Fatma'yı kıskanan çevre köylerin gençleri, "Nasıl oluyor da bu kız kimseden korkmuyor? Şunu bir sıkıştıralım da o zaman görsün bakalım!" diye fırsat kollamaya başlarlar. Günlerden bir gün Fatma, dağa odun kesmeye gittiğinde, yakın köyden üç delikanlı ormanın içinde (Kanlı Dere mevkii) önünü keserler. Alaylı ve tiksindirici sözlerle Fatma'yı sıkıştırmaya başlarlar. Fatma, her ne kadar yalvarıp yakardıysa da bu gençlerden tatlılıkla kurtulamayacağını anlar.
Çok güzel kullandığı kamasının birini belinden çıkararak en yakın delikanlıya atar. Kalbinden bıçağı yiyen delikanlı oracıkta can verirken diğer bıçağını da çorabının arasından çıkarır ve ikincisini de vurur. Bu vaziyeti gören üçüncü delikanlı oradan hemen kaçar. Doğruca köye gelir ve olayı ölen arkadaşlarının ailelerine anlatır.

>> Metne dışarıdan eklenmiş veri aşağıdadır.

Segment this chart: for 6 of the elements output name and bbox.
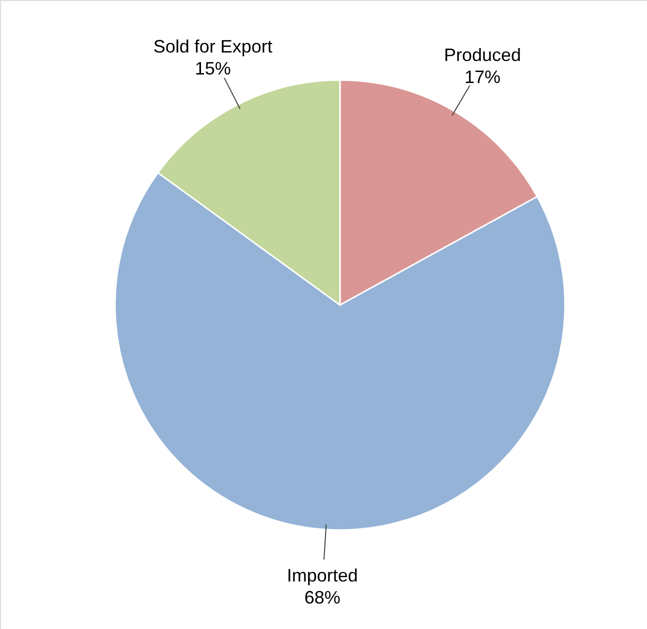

Bu acı haberi alan köylüler öbek öbek dağın yolunu tutarlar. Olay yerinde iki ölünün başında ağlayan Fatma, o anda köy tarafından gelen köylüleri görünce, yaptığı işin kötü bir olay olduğunu ve köylülerin yüzüne nasıl bakacağını düşünerek baltasını ve ekmek çıkınını alır, ormana dalar, kaybolur gider.
O günden sonra Çömdüm Fatma'yı sevenler bir daha izine rastlayamazlar. O zamandan bu zamana değin, öyküsü ve türküsü söylenmekte ve oyunu oynanagelmektedir.